年齢を重ね、それなりの成功も失敗も繰り返してきて、その時初めて「あの時言われたことの意味はこういう事だったのか」と腹落ちすることがある。何度も言われていたことで、都度却下していたことが、それなりに正解だったという事に気が付く。自分にとっては正解で無かったとしても、また別の正解の可能性があった、少なくとも間違ってはいなかったと気が付く。

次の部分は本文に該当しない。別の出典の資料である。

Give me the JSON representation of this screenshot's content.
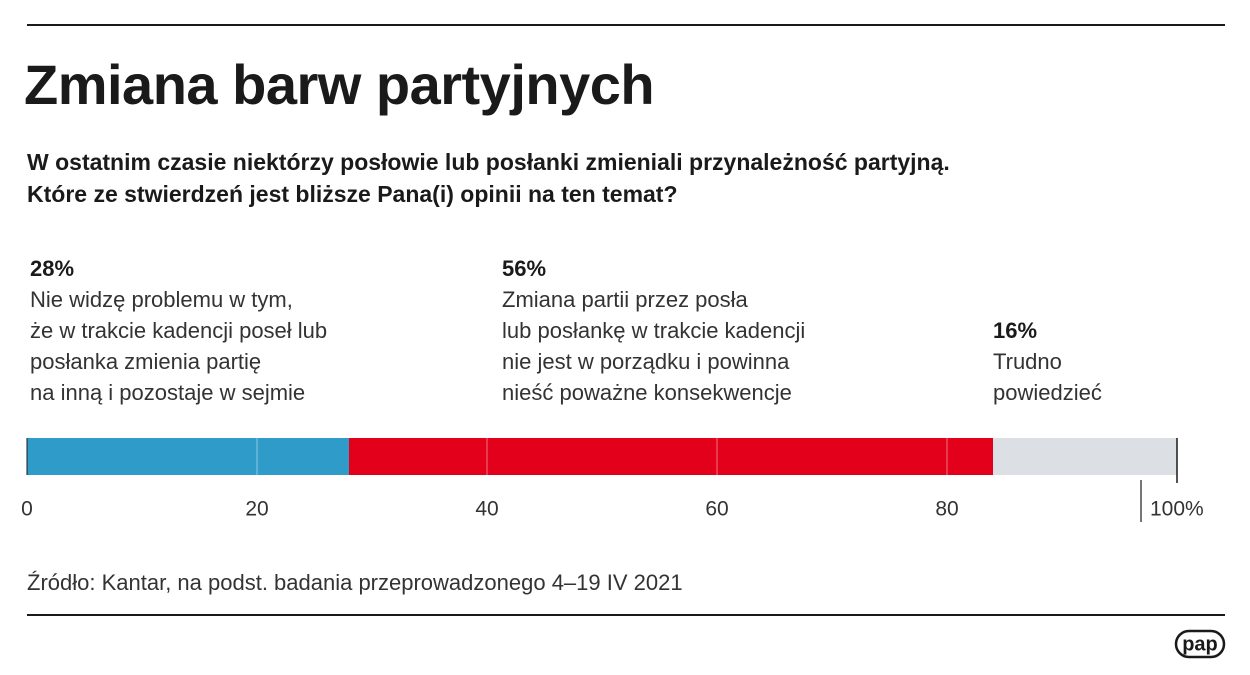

骨身に染み込ませながら長年経験していくものは、自分がリアルに体験しないとわからない。若い時にそれを言葉で聞かされても、受けいれるのは難しい。どうしても埋められない歳と経験の差、そして発する方の語彙の限界と、受ける方の読解力の未熟さで、言葉では伝わらない。

 

真面目で、向上心のある人なら、自分で考えて発言や選択や行動を決めていく。その時に立場も年齢も違う人から言われることが、自分の正義とストレートに重なる可能性の方が少ない。年上のいう事を盲目的に受け入れて、大して考えず、発言や行動に繋げる人間なら違うのかもしれないけど、そんな人間に、年上側も何かを言おうとは思わない。真面目で頑張って、成長しようと思っている若手の人だからこそ、何かを伝えたい。伝えたい人だからこそ届かない。

 

歳を取ると、そういうことがなんとなく見えてくる。若い時の俺にそう言ったことを発してくれた人も、どこか伝わらないと分かった上で、ウザがられるのを百も承知で投げかけてくれていたんだろう。そこには優しさがあったんだと、同じ立場になり、今更気が付く。ありがたかった。

 

だから若い人にこうした方がいいよ、ああしたほうがいいよという事が、無駄なこととは思わない。声をかけてくれた年上の人間に、自分は大事に応援されていたということに何時か気が付ける。それって歳を取ってからもらえる、ボーナスのようなものなのかもしれない。

 

 

 

あの時、色々言葉を頂いた年上の皆さん、その節はありがとうございました。当時、失礼な態度を取ってすみませんでした。でも歳を取らないと、そのありがたさがわからなかったんです。同じぐらいの歳になって、ようやくわかったんです。